As mentioned above, we do have some issues with the movie. For one, though we noted that many of Major’s characteristics are interesting, they aren’t all excellent. For example, there was really little reason for her nudity, and many of the situations didn’t call for it. In fact, few of the characters, other than Major, Batou, and Chief Aramaki, stand out. There also isn’t enough background for Major or Cutter, two obviously important characters in the film. We see Major’s birth, then bam! A year later she’s kicking butt with an elite squad. What the heck? No training? We don’t see it at least. As for Cutter, not much is given as to how he acquired his company, or really why he needs human/machine hybrids for weapons. Is he a warmonger? What gives? You don’t get as attached to the characters as you should, because they just don’t have enough weight.

In addition, the screenplay, and especially the dialogue, are forgettable. Too simplistic, repetitive, and chock full of exposition. Also, though you see the city and hear of world politics, very little is shown or told us of these things. Furthermore, there are many elements here that have been explored better in other movies. Instead of exploring something more interesting, like the morality of this world and its ethics, this movie decides to follow the worn path but at least slightly intriguing idea of identity and individuality. The story, and the way it presents its themes, just isn’t meaty enough. There’s not much to sink your teeth into. On top of that, we are spoon fed the subtext instead of the filmmakers trusting us to figure things out, and it lacks a certain heart, a certain soul. Nothing groundbreaking here.


If Ghost in the Shell were not based on a pre-existing property, what would the public’s response have been? It would probably be considered a pretty generic sci-fi story with overdone themes but with some fantastic visuals, a really good overall look and feel, some cool elements, a good performance from Scarlett Johansson, and a mostly beautiful soundtrack. We went in with low expectations and were pleased with the film. However, when it comes to editing, immersion into the larger world these characters inhabit (the population, the politics, the boundaries), and the dialogue, the movie falls a bit flat. Further, if you go ahead and compare it to the anime, it falls even shorter, as it is less psychologically and philosophically compelling. Like we said, it is decent though, and it does maintain some cool and thought-provoking elements.

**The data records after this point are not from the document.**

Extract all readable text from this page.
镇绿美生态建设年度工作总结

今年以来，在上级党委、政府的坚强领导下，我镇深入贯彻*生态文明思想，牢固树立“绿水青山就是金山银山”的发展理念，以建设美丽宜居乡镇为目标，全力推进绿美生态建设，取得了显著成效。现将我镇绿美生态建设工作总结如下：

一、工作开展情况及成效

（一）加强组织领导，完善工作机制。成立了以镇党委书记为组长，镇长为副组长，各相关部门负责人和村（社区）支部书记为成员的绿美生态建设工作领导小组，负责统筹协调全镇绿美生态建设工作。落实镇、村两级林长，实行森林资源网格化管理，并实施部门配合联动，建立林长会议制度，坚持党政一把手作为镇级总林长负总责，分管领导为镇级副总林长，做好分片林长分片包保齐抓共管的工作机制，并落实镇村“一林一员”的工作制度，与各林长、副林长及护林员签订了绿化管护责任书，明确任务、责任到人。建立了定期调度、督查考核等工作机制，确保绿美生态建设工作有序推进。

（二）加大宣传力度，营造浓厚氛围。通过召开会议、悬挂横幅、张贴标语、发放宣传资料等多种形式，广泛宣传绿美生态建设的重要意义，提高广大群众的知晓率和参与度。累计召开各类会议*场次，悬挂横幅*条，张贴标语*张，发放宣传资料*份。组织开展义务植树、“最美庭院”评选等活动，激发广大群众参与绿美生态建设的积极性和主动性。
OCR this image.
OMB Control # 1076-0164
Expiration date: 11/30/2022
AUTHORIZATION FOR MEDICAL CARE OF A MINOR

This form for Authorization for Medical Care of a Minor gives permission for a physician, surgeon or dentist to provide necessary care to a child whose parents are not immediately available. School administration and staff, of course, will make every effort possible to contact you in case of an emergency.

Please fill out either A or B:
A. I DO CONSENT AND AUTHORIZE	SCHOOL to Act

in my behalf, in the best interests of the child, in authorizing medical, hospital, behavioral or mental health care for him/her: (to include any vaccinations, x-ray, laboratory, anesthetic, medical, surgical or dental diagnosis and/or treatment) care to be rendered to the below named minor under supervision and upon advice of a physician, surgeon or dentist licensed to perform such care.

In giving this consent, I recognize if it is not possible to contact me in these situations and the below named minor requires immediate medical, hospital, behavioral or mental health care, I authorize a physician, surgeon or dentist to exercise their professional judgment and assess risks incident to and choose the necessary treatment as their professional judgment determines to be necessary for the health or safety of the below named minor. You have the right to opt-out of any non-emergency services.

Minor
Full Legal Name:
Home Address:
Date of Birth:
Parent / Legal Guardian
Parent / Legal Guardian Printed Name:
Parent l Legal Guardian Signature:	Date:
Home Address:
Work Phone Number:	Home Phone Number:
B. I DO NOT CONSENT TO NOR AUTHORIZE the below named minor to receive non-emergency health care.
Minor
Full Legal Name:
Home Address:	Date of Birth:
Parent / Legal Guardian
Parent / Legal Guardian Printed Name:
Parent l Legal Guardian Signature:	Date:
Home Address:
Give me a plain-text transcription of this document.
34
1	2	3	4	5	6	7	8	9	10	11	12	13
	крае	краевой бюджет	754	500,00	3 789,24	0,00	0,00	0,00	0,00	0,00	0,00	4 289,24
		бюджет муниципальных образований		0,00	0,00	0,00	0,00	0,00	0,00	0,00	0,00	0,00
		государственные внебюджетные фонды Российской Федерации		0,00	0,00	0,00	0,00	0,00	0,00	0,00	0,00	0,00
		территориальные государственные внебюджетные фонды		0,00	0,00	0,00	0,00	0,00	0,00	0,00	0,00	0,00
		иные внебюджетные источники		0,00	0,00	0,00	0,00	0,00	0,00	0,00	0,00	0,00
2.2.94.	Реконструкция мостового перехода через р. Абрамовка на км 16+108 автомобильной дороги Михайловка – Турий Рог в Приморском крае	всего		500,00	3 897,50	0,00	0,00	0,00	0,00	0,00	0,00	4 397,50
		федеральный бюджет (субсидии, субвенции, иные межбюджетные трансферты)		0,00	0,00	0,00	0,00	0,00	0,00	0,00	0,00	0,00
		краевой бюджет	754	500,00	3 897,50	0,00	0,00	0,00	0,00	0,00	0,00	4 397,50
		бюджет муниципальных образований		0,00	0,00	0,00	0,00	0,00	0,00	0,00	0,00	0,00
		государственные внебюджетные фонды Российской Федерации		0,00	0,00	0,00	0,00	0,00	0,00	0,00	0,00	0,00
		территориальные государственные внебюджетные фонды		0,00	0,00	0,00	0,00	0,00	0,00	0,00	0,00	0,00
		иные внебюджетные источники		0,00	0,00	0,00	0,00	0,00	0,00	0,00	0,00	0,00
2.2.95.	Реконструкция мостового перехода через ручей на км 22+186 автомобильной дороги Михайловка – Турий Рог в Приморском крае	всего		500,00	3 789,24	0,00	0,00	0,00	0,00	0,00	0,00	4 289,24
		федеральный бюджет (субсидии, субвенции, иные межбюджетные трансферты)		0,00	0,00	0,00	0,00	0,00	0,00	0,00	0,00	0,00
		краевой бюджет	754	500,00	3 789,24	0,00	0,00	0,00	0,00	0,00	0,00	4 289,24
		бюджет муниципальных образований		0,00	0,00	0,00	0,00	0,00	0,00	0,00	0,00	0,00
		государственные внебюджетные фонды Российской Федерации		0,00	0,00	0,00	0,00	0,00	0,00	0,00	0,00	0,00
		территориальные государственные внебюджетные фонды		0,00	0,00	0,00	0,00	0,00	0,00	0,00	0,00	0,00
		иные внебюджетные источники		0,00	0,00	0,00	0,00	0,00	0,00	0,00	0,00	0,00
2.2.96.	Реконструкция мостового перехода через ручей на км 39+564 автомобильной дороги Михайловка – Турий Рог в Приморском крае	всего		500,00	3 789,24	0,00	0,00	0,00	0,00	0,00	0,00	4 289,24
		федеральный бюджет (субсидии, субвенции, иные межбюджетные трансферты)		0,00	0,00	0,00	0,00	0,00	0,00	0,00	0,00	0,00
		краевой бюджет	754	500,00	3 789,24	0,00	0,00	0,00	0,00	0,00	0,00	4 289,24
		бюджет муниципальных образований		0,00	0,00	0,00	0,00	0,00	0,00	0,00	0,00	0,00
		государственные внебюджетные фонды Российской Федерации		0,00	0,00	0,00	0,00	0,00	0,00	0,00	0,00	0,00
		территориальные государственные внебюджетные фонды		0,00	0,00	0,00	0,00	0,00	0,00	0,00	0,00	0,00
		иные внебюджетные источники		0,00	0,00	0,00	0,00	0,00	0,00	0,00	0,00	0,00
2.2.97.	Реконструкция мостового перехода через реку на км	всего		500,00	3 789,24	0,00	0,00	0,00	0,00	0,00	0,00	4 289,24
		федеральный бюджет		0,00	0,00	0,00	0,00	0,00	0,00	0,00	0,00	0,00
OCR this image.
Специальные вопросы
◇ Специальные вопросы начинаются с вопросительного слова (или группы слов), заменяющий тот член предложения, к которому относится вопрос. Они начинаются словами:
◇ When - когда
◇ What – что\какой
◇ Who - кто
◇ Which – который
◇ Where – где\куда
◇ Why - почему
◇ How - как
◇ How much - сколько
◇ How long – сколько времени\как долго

As an adaptation of the 1995 anime Ghost in the Shell movie, and the Ghost in the Shell property in general, this new live action film is decently successful. Even so, what could a more experienced, unique, and interesting director have done with this movie? Mamoru Oshii, the anime movie’s director, is one of Japan’s premiere anime film directors, and it seems almost insulting to replace him with Rupert Sanders. (Sorry, Rupert!) Still, Sanders does a pretty good job with what he has. The direction is not where the main problems lie.

In the end, this remake is more respectful and successful than most critics are crediting. We’re going to give Ghost in the Shell a 71%.